I'm curious how you differentiate between the driver texting and a friend in the passenger seat texting on the driver's cell, though.
-Adam
Well, solution would be to mount /system/apps/ to be writable and put your app there once.
When you restart the phone it would automaticly install it and prevent a user from uninstalling (as every app in that folder, list it to see it). That's how mobile providers force user to have they app.

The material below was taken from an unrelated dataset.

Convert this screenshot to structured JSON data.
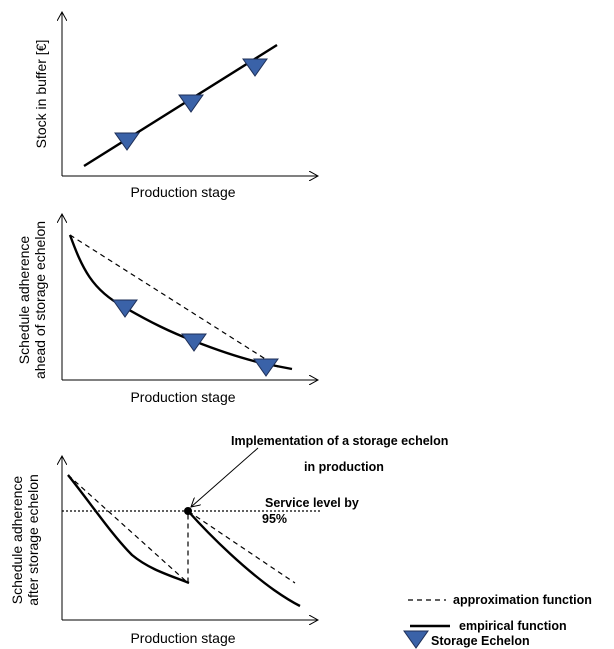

However, user could always delete this app by rooting + mounting /system/app/ to writable and then to delete. But "normal parents" can't do that :)
Regards
P.S. This question is two years old, I've notice it just now... :S
I'd highly doubt that's possible. The permission structure of Android is going to give the user full control over what's happening on their phone (to some degree) and not being able to uninstall an app would be a pretty large security risk.
If you modified the Android core, it would probably be possible, but if you're trying to force something onto an end-user, that's a bad idea.
Maybe there's a better approach to what you're doing? If there's some required functionality in the app to keep the user from uninstalling it, that would be a small incentive to keep the app, but there's no way to keep a user from removing something they really don't want. You could have the app report uptime to a seperate server so you could be notified if the app was removed, but I think that's as far as you're going to get.